Годиш не смотрел на своего мучителя и хмурил брови, нанизывая последнюю косточку с буквой «А» на шнурок.
— Смотри же, Я докажу тебе Свою власть!
— Ты волен делать всё, что пожелаешь. Я, не ропща, приму любое твоё зло. Ведь кто я такой, чтобы сомневаться в твоём могуществе?
И было в его словах столько усталости и безразличия, что ярость Морского Дьявола отозвалась рокотом в глубинах земли.
В лесах, со всех сторон обступавших деревню, во все времена то и дело пропадали дети. Но с тех пор, как по ночам на остров стал наведываться Морской Дьявол, исчезновений стало особенно много.
Ещё до захода солнца детвора и молодёжь сбегались в главную хижину — вместе было проще отбиться от происков демонов, — или прятались по домам.
В одну из таких ночей Годиш спал возле входа в свою лачугу, и под гром ночной бури ему снилось чёрное небо. Звёзды искрили и перелетали с места на место, как птицы.

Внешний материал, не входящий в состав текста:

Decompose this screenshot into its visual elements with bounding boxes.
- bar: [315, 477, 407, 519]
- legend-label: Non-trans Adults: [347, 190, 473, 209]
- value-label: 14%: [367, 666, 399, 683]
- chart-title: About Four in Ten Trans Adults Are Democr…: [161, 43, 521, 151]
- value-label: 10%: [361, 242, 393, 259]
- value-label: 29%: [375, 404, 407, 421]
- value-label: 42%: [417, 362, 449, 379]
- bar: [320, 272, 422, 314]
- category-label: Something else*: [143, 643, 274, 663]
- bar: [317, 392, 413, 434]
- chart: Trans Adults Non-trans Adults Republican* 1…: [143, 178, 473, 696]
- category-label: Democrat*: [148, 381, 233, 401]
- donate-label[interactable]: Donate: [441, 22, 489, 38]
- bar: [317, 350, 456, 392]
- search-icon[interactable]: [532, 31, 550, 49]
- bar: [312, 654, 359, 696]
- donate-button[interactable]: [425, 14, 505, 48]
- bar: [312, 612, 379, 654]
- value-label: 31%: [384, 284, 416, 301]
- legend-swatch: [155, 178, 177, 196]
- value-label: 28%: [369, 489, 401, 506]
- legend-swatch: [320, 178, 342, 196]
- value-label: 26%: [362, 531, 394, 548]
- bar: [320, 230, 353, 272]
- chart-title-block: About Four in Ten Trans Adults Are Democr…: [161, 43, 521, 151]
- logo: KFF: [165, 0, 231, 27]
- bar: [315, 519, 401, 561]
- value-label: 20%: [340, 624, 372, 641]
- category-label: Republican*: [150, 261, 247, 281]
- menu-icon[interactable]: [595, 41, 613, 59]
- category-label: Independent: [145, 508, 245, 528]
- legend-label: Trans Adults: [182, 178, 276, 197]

Пламенное чрево сухой земли раскрывалось навстречу небесному грохоту, словно пасть, полная огня. Злые молнии, подобно копьям, сбивали в неё напуганных туземцев.
Он проснулся, тяжело дыша, и некоторое время смотрел в темноту перед собой. Сердце бешено колотилось. Видение было слишком реальным, чтобы не придавать ему значения.
Пролежав без сна ещё с четверть часа, Годиш поднялся, протёр глаза, после кошмара будто засыпанные пеплом, и пошёл будить Октая.
Растолкать того оказалось куда проще, чем заставить внимательно слушать спросонья.
— Приветствую, Октай. У меня к тебе дело. Надо бы увести твой народ, ибо грядет великая беда. Сделай, как я говорю.
Октай отчаянно моргал и тёр глаза. Но Годиш ни на секунду не сомневался в правдивости того, что говорит:
— Я видел раскрытое огненное брюхо земли, что испепелило и Уую, и Мадгана, и старую Тааю со всеми её детьми. Куда их можно спрятать? Нужно убежище и припасы.
Октай потряс головой, сбрасывая остатки сна.
— Есть грот, в котором мы молимся доброй душе земли, — заговорил он. — Но не знаю, вместит ли он всех. Да и припасы…
— Сделай, как я говорю, — настойчиво повторил Годиш. И уверенность в его голосе не оставляла возможности возражать.
Еще до рассвета вся деревня была на ногах. Туземцы гудели тревожным ульем, но вопросов никто не задавал. Собирали лишь то, что смогут унести на себе за один раз: запас еды да нехитрые пожитки. Воды, по заверению Октая, в гроте было в достатке.